Data and statistical analysis

Data were divided into three categories: CAG repeat length of 21–25, which was used as the reference group, CAG length < 21, and CAG length > 25. The GGN repeat length was divided into 2 categories: GGN repeat length ≤ 23, which was used as the reference group, and GGN length > 23. To obtain specific data from these categories, we thoroughly analyzed and carefully obtained information from all the studies that met the inclusion criteria.

We predicted the contribution of AR CAG and GGN repeat polymorphisms to the risk of TC using the Stata software version 11.0. The OR with 95% (CI) was calculated to measure the strength of the associations [31]. A test of heterogeneity of the pooled results was performed using Cochran’s Q test and Higgins I2 statistic [32]. I2 > 50% is considered as a measure of significant heterogeneity. If the result of the Q test was P > 0.10, the OR was analyzed using the fixed-effects model (Mantel–Haenszel method). Otherwise, a random-effects model (DerSimonian–Laird method) was used in cases of significant heterogeneity. Sensitivity analysis was performed to estimate the stability of the results by removing each study from the analysis, one at a time. Publication bias was evaluated using Begg’s funnel plot. In addition to the visual inspection of the funnel plot, a value of P < 0.05 was considered to indicate the presence of significant publication bias [3337].

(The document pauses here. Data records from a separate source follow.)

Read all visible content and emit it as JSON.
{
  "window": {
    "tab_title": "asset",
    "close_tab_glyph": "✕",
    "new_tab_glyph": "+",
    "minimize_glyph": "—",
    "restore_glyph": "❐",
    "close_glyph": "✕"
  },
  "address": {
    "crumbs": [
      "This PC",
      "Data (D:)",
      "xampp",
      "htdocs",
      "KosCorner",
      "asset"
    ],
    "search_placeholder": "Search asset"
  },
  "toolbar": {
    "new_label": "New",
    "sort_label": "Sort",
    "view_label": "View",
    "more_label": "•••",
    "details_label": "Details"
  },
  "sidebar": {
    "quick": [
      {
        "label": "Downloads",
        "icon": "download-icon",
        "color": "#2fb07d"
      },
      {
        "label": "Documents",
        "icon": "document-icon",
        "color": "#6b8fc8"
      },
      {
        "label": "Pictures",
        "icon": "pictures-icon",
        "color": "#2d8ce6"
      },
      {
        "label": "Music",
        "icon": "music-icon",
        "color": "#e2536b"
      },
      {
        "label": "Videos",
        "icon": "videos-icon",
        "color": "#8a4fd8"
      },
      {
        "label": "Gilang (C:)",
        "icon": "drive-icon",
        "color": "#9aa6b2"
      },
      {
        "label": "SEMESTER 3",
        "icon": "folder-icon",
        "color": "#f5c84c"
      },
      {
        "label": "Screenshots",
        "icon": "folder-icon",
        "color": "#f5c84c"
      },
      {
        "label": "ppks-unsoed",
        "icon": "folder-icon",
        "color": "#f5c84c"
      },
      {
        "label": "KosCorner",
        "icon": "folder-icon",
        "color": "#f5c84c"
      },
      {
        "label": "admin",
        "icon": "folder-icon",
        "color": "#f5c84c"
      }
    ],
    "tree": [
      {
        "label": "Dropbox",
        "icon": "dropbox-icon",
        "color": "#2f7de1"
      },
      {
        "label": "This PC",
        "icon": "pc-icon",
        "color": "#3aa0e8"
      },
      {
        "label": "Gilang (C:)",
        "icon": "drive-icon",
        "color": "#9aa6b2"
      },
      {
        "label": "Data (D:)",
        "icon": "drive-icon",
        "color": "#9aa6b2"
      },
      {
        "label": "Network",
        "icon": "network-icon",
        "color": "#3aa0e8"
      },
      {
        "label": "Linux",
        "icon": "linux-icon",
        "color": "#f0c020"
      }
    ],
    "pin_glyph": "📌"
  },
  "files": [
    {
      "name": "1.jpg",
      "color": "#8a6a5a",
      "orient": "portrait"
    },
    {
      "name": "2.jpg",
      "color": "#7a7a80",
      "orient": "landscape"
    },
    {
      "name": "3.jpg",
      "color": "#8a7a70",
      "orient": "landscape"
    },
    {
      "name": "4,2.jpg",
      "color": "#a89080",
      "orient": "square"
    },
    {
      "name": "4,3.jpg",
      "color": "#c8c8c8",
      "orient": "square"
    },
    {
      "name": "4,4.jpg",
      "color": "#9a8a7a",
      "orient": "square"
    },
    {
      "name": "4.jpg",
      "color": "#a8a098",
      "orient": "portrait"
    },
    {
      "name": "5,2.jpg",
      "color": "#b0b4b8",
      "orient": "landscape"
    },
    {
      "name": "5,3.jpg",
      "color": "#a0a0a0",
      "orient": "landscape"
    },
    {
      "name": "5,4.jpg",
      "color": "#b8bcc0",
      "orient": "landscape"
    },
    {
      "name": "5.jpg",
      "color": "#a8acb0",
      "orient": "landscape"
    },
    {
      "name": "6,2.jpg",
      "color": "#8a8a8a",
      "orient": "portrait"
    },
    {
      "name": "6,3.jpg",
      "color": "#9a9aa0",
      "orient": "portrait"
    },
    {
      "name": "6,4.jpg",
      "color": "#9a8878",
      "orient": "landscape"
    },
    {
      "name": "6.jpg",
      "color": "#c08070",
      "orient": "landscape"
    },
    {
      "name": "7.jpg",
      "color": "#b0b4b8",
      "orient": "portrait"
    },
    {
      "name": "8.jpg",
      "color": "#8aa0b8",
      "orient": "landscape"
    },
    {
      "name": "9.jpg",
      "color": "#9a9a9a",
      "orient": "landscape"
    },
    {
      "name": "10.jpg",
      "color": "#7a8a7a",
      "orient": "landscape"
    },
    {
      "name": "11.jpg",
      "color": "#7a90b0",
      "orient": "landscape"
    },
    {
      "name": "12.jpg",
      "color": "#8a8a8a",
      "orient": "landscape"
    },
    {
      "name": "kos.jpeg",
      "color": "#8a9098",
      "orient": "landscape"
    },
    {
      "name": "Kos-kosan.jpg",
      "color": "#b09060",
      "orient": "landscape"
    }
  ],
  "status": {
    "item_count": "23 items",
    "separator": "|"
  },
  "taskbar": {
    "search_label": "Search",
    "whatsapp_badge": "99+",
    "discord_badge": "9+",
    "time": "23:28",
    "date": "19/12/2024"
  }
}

ACKNOWLEDGMENTS AND FUNDING

We appreciate the assistance from all the members of our laboratory. This study was supported by the Medical Health and Scientific Research Foundation of Nanjing Military Command (No. 2014MS098), the Key Foundation of Jiangsu Science and Technology Bureau (No. BM2013058), and the Foundation of Nanjing General Hospital of Nanjing Military Command, PLA. (No. 2014044).

CONFLICTS OF INTEREST

The authors declare that no conflicts of interest are associated with this publication.